What’s the Difference?
The larger muscle groups in the body are identified as the glutes, hamstrings, chest, and back. Smaller muscles are the triceps, biceps, calves, and shoulders. Now, these are all commonly worked. The smaller muscles that often get overlooked are muscles like the serratus anterior on the side of the chest along the ribs, the piriformis next to the glutes, and the psoas that runs through the hips and lower back.
Work Large to Small
According to The American College of Sports Medicine, you should work bigger muscles first, and then move onto smaller muscles. This will help your body to achieve higher intensities. This will also help you to see faster results, as tone in the larger muscles is more readily apparent. When moving on to smaller muscles, you are more likely to be able to bust through plateaus and see improved definition.

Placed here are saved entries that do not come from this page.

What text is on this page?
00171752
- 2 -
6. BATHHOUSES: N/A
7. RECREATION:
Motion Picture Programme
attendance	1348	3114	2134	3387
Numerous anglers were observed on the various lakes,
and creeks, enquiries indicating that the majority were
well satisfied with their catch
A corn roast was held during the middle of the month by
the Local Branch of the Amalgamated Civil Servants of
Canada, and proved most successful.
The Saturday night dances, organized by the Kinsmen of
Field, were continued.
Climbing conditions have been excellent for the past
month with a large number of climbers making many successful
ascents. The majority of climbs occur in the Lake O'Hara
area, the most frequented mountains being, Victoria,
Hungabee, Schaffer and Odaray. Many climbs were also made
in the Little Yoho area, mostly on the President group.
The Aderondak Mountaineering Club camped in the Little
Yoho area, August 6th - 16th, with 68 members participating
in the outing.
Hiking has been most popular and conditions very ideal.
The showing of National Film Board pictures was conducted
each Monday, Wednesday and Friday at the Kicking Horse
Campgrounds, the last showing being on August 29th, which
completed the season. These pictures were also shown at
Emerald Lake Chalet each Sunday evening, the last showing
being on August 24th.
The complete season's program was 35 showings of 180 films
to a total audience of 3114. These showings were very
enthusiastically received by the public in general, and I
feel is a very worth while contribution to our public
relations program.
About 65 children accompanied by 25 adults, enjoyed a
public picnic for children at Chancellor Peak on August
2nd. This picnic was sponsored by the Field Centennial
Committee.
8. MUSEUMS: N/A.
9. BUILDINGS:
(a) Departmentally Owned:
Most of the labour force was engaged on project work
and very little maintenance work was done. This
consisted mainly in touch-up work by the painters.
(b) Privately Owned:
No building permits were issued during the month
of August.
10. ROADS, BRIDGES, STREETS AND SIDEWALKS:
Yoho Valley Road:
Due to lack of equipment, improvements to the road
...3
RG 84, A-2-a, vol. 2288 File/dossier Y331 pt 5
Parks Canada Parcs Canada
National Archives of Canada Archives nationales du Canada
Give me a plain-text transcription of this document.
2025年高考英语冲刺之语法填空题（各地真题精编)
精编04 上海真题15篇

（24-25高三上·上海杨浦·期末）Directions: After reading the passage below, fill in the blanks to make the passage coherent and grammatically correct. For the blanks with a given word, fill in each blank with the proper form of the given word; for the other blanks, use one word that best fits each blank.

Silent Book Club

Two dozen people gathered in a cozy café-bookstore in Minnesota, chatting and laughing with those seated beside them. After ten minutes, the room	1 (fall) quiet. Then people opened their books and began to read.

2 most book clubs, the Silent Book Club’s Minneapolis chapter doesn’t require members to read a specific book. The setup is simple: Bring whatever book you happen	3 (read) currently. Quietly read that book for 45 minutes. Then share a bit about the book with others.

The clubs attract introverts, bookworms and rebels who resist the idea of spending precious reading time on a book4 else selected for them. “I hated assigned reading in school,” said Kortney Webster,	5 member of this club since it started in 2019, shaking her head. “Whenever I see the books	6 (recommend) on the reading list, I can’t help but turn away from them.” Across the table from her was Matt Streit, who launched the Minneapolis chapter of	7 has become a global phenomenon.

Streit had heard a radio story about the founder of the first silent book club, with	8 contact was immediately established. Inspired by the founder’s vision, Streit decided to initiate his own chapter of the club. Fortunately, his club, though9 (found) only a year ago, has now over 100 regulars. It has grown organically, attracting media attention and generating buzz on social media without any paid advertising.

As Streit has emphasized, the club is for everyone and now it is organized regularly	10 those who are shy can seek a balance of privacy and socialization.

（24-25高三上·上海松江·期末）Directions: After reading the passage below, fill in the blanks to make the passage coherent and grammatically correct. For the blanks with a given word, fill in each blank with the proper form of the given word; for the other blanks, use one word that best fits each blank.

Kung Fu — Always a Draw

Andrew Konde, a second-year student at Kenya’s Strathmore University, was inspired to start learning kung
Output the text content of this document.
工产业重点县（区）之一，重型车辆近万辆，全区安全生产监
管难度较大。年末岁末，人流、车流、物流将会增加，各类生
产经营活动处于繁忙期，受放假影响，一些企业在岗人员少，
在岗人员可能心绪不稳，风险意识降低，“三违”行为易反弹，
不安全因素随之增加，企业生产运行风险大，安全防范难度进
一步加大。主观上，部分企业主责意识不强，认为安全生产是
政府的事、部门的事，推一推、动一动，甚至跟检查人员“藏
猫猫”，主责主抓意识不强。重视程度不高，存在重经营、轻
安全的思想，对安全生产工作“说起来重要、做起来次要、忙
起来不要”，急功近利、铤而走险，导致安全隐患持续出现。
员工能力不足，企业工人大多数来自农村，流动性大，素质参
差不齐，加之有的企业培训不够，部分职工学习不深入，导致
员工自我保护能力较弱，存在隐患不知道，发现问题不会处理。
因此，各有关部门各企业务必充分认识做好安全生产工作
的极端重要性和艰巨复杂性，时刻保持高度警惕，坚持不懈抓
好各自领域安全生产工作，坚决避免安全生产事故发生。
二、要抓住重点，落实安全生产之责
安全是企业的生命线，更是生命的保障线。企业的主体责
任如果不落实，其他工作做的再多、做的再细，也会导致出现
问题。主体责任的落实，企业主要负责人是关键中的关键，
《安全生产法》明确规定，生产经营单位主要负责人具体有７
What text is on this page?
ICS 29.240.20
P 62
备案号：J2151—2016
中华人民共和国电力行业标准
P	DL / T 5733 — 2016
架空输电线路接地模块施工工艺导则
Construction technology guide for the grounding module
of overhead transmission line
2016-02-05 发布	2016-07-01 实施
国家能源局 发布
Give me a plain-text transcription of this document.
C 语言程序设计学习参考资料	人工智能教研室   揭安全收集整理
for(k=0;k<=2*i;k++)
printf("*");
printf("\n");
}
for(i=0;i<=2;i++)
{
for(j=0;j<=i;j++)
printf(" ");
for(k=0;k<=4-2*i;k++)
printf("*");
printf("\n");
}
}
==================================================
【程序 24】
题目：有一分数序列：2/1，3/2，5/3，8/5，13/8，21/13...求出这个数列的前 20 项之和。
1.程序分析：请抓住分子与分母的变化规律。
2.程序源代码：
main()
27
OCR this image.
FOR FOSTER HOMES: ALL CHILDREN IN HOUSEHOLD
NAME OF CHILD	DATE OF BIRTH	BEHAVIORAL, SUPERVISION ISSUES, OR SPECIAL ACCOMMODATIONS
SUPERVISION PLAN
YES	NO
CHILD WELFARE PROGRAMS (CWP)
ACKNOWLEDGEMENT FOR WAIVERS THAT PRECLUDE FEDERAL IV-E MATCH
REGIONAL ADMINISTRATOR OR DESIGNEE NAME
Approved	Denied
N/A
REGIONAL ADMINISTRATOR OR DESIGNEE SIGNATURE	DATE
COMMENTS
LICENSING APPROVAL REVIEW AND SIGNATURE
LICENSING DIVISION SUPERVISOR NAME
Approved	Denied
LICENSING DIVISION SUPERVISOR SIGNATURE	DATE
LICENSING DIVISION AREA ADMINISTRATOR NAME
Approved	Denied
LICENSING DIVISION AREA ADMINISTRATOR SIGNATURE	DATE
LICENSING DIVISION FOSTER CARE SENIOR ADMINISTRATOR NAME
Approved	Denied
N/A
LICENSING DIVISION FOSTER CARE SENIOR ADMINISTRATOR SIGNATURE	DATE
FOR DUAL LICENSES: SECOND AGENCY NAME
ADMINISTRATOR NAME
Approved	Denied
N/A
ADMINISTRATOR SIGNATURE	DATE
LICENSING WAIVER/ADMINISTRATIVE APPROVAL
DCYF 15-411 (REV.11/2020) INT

Benefits of Working Small Muscles
Working small muscles is not just about the esthetic appeal, though. The small muscles are often the ones that help you to maintain balance, stay in good posture, and continue to have great range of motion and mobility throughout your life. Working these muscles regularly will set you up for greater success with continued fitness efforts and lasting health. Working these muscles can also help you to remain injury free, keeping pain and stiffness at bay.